Aboriginal and Torres Strait Islander people had a history of skilfully resourcing food and managing the land long before Europeans arrived in Australia.
Questions remain, however, about their use of horticulture, which was practised north of the continent in Papua New Guinea.
Modern techniques, which are revealing progressively more about ancient Indigenous practices, have now found evidence of banana cultivation on Mabuiag Island around 2000 years ago, as reported in the journal Nature Ecology and Evolution.
This island is part of the Torres Strait cluster dotted between the tip of northern Australia and New Guinea, which has crucial gaps in this part of its history, according to first author Robert Williams from the University of Sydney.
“In the early 1970s, the Torres Strait was characterised as a ‘bridge and barrier’, or cultural filter, separating horticulturalists on New Guinea and hunter-gatherers in Australia,” he writes, although the latter perception has since been whittled down.
Searching for evidence of ancient gardening practices with guidance from co-author Alison Crowther, from the University of Queensland, Williams found microfossil evidence of starch and phytoliths from bananas (Musa cultivars) in Wagadagam Village.
This converges with remains of agricultural terracing and ancient signs of substantial environmental changes.
It’s a labour-intensive process, he notes. “I counted over 5000 phytolith microfossils and studied hundreds of starch grains isolated from the archaeological/excavated soil. This probably worked out to one hundred or more hours on the microscope.”
Given lack of evidence of wild bananas, the fruit would have been transplanted as cultivars, most likely from New Guinea. And because they didn’t find evidence of banana seed microfossils, he says, it was probably propagated.
The terraces reflect intensified cultivation methods from around 1300 years ago.
These findings broaden insights into the ancient spread of agriculture, in particular bananas, from New Guinea into Australia, begging for more answers.
“This demonstrates that banana was grown at the site and adds a key piece to the puzzle that is the movement of banana and horticulture prehistorically,” says Williams.
It might help better understand the spread of agriculture in the Pacific region. “Perhaps Aboriginal Australians experimented with vegetative propagation of banana and yam,” he says; “the problem is, no one has done the work to check.”

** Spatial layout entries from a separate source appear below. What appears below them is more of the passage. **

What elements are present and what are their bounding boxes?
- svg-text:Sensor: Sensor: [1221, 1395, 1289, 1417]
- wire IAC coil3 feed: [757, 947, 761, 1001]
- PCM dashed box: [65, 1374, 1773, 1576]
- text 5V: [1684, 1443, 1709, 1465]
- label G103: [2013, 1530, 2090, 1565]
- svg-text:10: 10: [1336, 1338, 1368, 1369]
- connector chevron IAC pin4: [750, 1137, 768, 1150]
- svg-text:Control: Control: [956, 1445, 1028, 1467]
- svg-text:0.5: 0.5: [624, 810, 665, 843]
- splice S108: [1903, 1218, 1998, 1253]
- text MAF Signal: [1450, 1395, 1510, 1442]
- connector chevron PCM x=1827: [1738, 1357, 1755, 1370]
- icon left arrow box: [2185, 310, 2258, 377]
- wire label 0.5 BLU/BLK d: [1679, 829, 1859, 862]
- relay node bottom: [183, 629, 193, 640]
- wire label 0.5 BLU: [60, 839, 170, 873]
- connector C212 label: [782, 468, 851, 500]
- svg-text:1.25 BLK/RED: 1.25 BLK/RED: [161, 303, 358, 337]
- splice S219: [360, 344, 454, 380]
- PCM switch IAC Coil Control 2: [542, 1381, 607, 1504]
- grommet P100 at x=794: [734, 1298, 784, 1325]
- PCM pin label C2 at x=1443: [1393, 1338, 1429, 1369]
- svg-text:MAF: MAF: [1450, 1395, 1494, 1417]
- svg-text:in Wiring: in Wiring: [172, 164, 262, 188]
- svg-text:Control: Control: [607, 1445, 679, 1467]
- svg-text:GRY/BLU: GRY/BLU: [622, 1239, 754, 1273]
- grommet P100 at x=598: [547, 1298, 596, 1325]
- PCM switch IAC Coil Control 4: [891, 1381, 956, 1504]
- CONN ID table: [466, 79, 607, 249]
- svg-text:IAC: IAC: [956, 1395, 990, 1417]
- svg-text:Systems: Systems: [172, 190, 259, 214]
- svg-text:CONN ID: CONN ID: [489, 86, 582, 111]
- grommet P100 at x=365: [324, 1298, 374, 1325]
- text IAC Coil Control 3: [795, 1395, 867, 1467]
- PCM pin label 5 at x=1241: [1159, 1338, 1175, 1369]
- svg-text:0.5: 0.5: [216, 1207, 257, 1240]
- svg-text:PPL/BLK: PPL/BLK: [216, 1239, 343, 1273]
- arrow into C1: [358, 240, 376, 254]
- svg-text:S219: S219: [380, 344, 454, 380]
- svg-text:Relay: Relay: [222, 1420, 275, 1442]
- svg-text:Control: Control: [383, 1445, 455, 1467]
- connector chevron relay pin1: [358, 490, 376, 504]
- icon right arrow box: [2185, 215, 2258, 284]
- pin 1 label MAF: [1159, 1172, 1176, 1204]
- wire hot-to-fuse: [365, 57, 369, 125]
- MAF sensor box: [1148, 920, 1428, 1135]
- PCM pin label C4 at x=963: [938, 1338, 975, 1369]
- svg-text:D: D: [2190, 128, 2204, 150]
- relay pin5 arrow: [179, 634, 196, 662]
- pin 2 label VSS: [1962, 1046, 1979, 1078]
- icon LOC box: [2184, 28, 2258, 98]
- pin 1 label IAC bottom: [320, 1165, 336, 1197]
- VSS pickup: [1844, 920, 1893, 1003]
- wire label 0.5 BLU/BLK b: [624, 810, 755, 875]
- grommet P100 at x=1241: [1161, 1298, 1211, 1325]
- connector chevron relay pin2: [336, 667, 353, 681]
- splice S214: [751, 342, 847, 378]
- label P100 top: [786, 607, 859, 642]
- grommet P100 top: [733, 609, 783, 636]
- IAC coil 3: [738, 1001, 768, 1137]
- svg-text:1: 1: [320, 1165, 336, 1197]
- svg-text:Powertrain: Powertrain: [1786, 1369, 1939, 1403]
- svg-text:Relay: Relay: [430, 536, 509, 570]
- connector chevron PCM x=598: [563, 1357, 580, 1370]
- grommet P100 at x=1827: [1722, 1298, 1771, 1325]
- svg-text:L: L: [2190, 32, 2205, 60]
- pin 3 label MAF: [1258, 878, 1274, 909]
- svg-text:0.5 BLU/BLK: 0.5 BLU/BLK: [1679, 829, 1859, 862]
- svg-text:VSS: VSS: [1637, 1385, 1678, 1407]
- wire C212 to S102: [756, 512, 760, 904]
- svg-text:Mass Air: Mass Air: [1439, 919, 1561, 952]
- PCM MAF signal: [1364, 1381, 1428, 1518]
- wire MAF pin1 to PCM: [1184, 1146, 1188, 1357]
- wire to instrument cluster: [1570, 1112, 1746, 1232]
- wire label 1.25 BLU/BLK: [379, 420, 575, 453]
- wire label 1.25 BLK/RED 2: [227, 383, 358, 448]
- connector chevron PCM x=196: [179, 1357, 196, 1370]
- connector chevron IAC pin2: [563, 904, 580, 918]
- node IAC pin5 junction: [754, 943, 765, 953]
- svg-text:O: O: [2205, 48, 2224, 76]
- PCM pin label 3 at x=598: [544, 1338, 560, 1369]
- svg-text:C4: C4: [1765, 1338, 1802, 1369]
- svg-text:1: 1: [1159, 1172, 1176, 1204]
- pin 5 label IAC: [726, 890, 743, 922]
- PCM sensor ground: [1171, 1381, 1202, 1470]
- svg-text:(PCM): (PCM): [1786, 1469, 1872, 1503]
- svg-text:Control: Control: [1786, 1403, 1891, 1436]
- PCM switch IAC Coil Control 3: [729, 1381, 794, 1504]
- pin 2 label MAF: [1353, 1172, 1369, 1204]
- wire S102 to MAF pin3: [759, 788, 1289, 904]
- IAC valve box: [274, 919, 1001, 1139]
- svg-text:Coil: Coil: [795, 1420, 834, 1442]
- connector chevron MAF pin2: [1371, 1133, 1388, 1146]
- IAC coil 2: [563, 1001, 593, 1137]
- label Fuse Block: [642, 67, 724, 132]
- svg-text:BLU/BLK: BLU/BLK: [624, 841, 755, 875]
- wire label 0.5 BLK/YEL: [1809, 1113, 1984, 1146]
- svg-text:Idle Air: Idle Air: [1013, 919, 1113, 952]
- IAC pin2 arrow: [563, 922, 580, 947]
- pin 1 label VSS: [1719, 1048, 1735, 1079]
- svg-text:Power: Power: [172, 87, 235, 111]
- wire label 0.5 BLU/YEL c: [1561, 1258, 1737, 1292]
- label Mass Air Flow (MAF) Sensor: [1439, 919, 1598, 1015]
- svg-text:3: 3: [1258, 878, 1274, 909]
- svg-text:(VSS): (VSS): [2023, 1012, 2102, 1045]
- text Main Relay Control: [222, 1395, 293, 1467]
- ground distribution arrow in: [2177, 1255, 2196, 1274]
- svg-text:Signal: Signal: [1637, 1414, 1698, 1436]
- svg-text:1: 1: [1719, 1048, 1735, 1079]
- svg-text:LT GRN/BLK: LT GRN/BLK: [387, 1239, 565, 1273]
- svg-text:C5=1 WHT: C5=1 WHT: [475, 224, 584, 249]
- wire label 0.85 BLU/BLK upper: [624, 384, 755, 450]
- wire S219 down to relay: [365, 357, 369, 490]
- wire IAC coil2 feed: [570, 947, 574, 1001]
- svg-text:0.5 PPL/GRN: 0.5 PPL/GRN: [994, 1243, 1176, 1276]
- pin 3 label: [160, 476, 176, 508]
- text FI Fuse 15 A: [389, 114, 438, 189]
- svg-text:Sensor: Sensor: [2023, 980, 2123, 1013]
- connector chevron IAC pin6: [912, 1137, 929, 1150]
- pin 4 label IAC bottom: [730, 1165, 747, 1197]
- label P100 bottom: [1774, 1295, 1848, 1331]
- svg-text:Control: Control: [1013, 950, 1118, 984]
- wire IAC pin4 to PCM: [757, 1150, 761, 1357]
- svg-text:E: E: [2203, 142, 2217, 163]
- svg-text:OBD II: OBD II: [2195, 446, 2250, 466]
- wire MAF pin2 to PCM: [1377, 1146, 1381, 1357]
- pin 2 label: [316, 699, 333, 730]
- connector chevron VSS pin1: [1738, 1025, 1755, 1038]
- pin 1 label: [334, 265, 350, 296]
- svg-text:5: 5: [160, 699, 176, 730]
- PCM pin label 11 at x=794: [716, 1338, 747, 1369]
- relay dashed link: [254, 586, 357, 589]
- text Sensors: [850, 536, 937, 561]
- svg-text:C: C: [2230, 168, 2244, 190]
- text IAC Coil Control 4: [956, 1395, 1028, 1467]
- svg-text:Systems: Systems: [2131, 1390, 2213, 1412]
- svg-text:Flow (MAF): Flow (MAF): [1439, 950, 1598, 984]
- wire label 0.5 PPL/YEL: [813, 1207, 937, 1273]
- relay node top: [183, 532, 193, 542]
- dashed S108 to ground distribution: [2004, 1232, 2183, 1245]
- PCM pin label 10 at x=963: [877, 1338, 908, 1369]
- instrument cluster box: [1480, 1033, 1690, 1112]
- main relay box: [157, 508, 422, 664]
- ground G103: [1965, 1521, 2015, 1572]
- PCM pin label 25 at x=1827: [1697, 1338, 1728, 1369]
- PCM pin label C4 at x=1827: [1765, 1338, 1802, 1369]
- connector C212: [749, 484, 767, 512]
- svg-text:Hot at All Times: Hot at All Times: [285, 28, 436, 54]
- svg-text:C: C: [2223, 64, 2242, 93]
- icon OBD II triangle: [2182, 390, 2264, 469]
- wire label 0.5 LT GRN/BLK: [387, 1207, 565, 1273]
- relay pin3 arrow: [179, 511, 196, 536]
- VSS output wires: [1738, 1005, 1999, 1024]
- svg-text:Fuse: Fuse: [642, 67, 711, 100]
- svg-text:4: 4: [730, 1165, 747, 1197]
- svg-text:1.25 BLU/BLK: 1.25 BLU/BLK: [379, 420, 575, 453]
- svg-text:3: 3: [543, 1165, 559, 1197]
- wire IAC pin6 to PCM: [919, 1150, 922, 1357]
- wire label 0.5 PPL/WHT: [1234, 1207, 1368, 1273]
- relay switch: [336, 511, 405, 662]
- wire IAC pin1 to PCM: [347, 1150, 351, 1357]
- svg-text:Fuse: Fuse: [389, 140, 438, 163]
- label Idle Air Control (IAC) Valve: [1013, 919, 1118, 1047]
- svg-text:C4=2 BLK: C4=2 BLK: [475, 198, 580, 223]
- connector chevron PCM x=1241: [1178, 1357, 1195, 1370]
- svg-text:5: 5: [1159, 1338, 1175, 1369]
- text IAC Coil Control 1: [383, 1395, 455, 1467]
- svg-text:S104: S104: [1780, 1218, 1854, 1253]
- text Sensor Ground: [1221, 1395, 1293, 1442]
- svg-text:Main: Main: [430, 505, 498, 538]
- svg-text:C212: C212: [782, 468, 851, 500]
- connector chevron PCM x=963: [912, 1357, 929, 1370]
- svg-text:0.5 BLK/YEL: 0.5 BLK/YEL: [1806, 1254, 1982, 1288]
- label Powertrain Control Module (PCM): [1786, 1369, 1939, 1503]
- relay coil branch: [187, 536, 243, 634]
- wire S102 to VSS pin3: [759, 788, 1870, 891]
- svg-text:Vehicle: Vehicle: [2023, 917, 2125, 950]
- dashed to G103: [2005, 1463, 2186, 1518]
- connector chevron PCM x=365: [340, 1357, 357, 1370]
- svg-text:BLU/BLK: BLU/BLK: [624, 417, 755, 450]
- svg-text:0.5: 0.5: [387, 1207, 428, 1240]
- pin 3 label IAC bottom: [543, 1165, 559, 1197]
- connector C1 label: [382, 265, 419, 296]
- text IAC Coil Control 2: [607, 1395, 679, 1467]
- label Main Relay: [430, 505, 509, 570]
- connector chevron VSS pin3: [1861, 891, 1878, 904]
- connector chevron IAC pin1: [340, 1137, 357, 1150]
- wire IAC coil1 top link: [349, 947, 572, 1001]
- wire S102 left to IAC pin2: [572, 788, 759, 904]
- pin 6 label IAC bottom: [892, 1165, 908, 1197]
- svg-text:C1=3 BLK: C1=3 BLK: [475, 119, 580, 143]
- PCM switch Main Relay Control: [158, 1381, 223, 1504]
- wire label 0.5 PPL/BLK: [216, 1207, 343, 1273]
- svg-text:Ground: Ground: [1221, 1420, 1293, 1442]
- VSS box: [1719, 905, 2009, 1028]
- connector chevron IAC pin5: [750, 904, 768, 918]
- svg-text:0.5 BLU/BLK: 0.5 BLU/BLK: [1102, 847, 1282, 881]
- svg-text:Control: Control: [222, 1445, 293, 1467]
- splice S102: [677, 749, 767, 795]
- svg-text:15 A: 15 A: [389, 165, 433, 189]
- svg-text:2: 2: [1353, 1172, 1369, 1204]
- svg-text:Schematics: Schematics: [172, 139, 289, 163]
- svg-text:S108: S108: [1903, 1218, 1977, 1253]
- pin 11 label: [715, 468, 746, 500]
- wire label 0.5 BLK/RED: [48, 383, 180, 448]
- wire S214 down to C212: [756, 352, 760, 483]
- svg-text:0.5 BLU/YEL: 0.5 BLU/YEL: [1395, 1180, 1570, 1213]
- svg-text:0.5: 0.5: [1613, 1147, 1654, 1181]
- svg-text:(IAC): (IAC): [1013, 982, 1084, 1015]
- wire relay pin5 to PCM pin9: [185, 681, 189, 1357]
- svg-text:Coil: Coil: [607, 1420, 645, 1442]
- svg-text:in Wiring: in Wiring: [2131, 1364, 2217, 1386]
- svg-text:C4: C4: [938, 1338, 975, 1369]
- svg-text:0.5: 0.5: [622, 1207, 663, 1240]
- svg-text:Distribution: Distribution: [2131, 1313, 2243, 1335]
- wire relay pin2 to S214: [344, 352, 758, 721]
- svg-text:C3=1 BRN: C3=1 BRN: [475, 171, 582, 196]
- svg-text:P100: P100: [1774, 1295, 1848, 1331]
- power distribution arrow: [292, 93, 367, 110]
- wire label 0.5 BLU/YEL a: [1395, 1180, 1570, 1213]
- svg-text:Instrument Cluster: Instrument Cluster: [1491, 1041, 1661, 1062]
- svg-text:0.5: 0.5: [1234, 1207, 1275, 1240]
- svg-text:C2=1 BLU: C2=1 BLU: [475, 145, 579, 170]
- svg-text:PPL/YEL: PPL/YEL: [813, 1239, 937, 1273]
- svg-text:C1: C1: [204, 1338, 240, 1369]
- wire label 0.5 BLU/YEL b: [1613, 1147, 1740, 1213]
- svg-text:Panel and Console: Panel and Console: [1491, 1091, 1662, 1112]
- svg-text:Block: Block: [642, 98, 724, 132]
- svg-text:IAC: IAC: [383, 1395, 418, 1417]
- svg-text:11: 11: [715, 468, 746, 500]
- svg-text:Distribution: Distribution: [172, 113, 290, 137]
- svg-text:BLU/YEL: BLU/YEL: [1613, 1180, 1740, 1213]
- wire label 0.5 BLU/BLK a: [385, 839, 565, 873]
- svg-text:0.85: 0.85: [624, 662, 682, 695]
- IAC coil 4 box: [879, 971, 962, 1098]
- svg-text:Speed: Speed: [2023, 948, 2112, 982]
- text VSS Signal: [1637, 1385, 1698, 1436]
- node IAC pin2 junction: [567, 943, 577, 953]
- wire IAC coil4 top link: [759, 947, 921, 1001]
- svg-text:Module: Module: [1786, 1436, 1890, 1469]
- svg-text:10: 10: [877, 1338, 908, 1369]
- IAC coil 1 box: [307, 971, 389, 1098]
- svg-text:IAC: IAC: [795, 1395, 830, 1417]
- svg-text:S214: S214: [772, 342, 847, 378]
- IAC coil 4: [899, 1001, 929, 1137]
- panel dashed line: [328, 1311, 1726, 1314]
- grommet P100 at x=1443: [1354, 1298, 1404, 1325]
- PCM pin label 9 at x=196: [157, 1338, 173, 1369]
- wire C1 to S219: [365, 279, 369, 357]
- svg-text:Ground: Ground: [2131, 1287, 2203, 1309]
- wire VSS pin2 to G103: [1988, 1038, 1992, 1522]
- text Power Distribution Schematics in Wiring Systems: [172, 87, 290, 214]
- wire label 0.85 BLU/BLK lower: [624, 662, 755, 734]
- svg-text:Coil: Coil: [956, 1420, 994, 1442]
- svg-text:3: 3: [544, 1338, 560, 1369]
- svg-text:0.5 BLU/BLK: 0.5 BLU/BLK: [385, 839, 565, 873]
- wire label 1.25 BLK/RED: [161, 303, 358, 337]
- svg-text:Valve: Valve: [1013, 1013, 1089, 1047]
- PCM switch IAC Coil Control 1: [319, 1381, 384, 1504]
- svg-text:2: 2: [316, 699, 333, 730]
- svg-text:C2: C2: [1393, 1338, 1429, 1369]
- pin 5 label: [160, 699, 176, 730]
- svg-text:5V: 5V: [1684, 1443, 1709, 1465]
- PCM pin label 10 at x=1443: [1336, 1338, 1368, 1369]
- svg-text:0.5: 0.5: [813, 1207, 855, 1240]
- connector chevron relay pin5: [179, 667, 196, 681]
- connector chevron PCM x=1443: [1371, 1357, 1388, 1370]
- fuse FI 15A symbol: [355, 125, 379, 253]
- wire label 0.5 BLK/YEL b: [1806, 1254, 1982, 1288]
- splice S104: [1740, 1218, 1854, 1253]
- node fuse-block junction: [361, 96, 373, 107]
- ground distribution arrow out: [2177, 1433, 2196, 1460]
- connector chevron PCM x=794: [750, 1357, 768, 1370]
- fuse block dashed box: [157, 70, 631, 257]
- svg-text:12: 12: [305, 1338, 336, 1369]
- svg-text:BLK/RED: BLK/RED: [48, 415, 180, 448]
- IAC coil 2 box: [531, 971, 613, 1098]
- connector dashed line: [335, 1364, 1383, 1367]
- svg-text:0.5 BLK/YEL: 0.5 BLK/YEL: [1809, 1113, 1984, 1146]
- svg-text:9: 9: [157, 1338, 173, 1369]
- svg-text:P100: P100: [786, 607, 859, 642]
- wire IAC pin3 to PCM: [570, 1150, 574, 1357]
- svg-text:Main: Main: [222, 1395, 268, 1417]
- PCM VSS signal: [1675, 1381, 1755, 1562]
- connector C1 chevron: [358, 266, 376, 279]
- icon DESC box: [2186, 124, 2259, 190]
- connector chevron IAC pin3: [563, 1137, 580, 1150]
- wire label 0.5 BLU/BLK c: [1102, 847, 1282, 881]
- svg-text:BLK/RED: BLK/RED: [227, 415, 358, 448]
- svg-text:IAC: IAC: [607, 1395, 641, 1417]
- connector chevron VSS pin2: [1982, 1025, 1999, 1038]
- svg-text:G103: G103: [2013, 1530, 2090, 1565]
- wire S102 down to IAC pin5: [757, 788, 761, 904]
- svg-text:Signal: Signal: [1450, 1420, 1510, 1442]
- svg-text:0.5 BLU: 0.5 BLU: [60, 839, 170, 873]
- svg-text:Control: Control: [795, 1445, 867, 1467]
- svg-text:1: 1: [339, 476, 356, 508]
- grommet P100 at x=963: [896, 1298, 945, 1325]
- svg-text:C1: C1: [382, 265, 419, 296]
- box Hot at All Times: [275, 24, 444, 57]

It’s also relevant for present-day Indigenous people, for whom food is an integral part of their culture and identity, and an opportunity for archaeology to bridge new world connections with highly processed, disease-causing food.
“I hope that this new information [will] perhaps be the catalyst for Aboriginal and Torres Strait Islander people interested in studying, revitalising and eating traditional foods,” says Williams.
The research was conducted with the support and permission of the Goemulgal people, ancestral and contemporary custodians of the archaeological site.